Here are some examples of my pet peeves.
These are at opposite ends of the communication line - send and receive. They are totally different words, yet many people treat 'infer' as a posher-sounding substitute for 'imply'.
"Oh, no," they think to themselves, "'imply' is a nasty, blunt and common word. I'll use 'infer' instead and show how educated I am."
I'm sorry, but no! It just shows how ignorant you really are.
Similar to the above. How many times do prominent figures at the heart of a breaking scandal utter those immortal words, "I absolutely refute these allegations."
No, you don't. You have not offered a shred of evidence, so you've proved nothing - which is what 'refute' means. All you've done is deny it.
But people don't want to say that, because in the popular media denial somehow implies guilt.
Should have/should of
There's no either/or here. This is an example of lazy patterns of speech finding their way into writing.

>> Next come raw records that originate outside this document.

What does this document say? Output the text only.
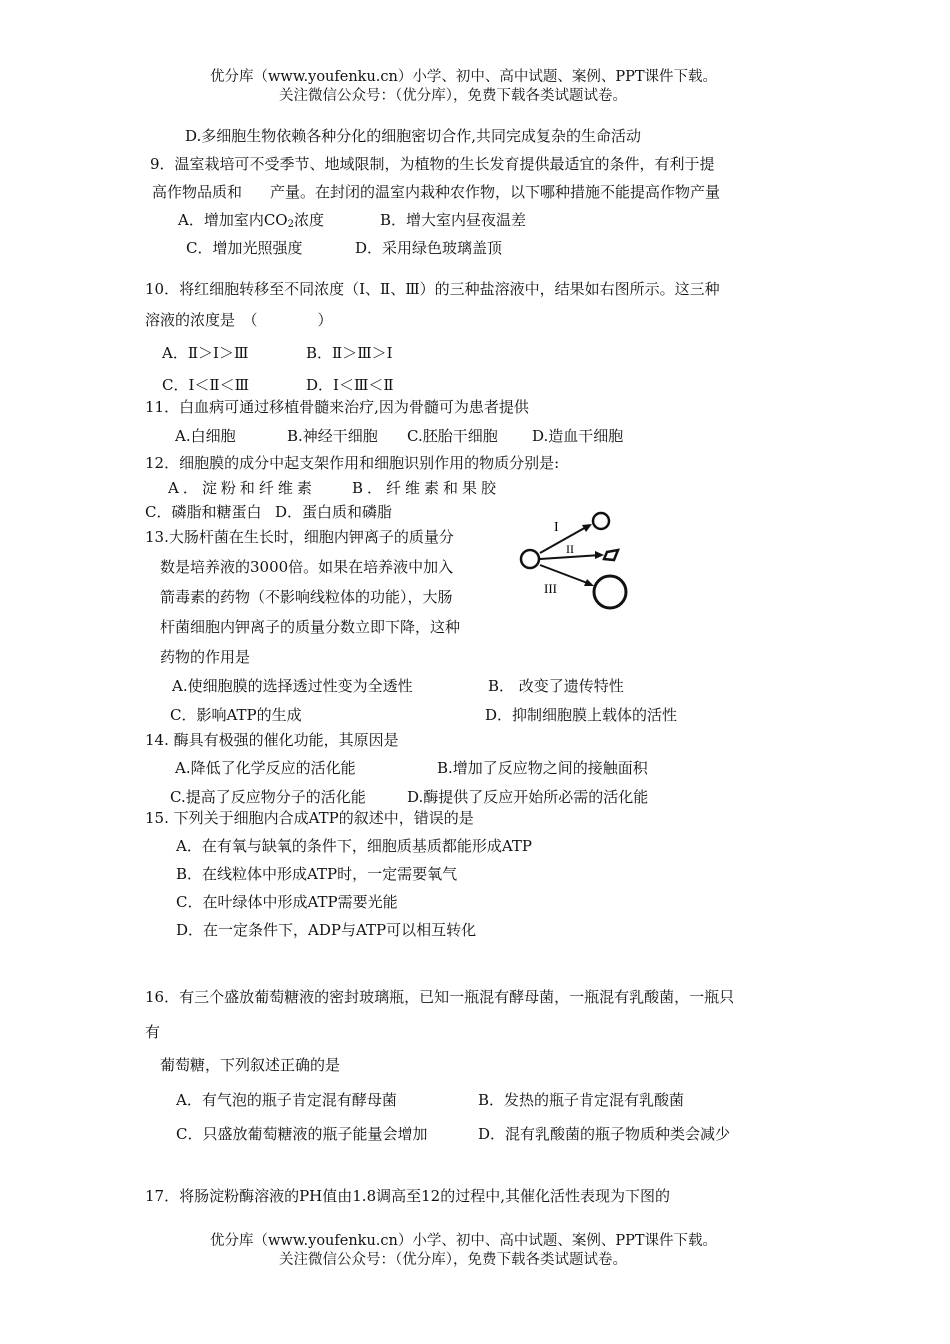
优分库（www.youfenku.cn）小学、初中、高中试题、案例、PPT课件下载。
关注微信公众号：（优分库），免费下载各类试题试卷。
D.多细胞生物依赖各种分化的细胞密切合作,共同完成复杂的生命活动
9．温室栽培可不受季节、地域限制，为植物的生长发育提供最适宜的条件，有利于提
高作物品质和 产量。在封闭的温室内栽种农作物，以下哪种措施不能提高作物产量
A．增加室内$CO_2$浓度	B．增大室内昼夜温差
C．增加光照强度	D．采用绿色玻璃盖顶
10．将红细胞转移至不同浓度（Ⅰ、Ⅱ、Ⅲ）的三种盐溶液中，结果如右图所示。这三种
溶液的浓度是　（　　　　）
A．Ⅱ＞Ⅰ＞Ⅲ	B．Ⅱ＞Ⅲ＞Ⅰ
C．Ⅰ＜Ⅱ＜Ⅲ	D．Ⅰ＜Ⅲ＜Ⅱ
11．白血病可通过移植骨髓来治疗,因为骨髓可为患者提供
A.白细胞	B.神经干细胞 C.胚胎干细胞 D.造血干细胞
12．细胞膜的成分中起支架作用和细胞识别作用的物质分别是:
A．淀粉和纤维素 B．纤维素和果胶
C．磷脂和糖蛋白 D．蛋白质和磷脂
13.大肠杆菌在生长时，细胞内钾离子的质量分
数是培养液的3000倍。如果在培养液中加入
箭毒素的药物（不影响线粒体的功能），大肠
杆菌细胞内钾离子的质量分数立即下降，这种
药物的作用是
I
II
III
A.使细胞膜的选择透过性变为全透性	B． 改变了遗传特性
C．影响ATP的生成	D．抑制细胞膜上载体的活性
14. 酶具有极强的催化功能，其原因是
A.降低了化学反应的活化能	B.增加了反应物之间的接触面积
C.提高了反应物分子的活化能	D.酶提供了反应开始所必需的活化能
15. 下列关于细胞内合成ATP的叙述中，错误的是
A．在有氧与缺氧的条件下，细胞质基质都能形成ATP
B．在线粒体中形成ATP时，一定需要氧气
C．在叶绿体中形成ATP需要光能
D．在一定条件下，ADP与ATP可以相互转化
16．有三个盛放葡萄糖液的密封玻璃瓶，已知一瓶混有酵母菌，一瓶混有乳酸菌，一瓶只
有
葡萄糖，下列叙述正确的是
A．有气泡的瓶子肯定混有酵母菌	B．发热的瓶子肯定混有乳酸菌
C．只盛放葡萄糖液的瓶子能量会增加	D．混有乳酸菌的瓶子物质种类会减少
17．将肠淀粉酶溶液的PH值由1.8调高至12的过程中,其催化活性表现为下图的
优分库（www.youfenku.cn）小学、初中、高中试题、案例、PPT课件下载。
关注微信公众号：（优分库），免费下载各类试题试卷。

This one baffles me, and yet I repeatedly see well-educated people use 'loose' when they mean 'lose'.
Leading edge/bleeding edge
When I first heard of 'bleeding edge' it was a fresh and witty play on words. Technology so innovative that it was raw and dangerous. The trouble is, so many people liked it that it got used far more than it should, and it's lost its power.
It saddens me when perfectly good phrases become worn through inappropriate over-use.
State of the art/state of the ark
Another clever play on words that has become abused, once again through ignorance or laziness. It baffles me to hear people say 'State of the ark' when they clearly don't mean something ancient and decrepit.
So, writers everywhere, rise up in defense of those poor, abused, and helpless words. What examples of abuse peeve you?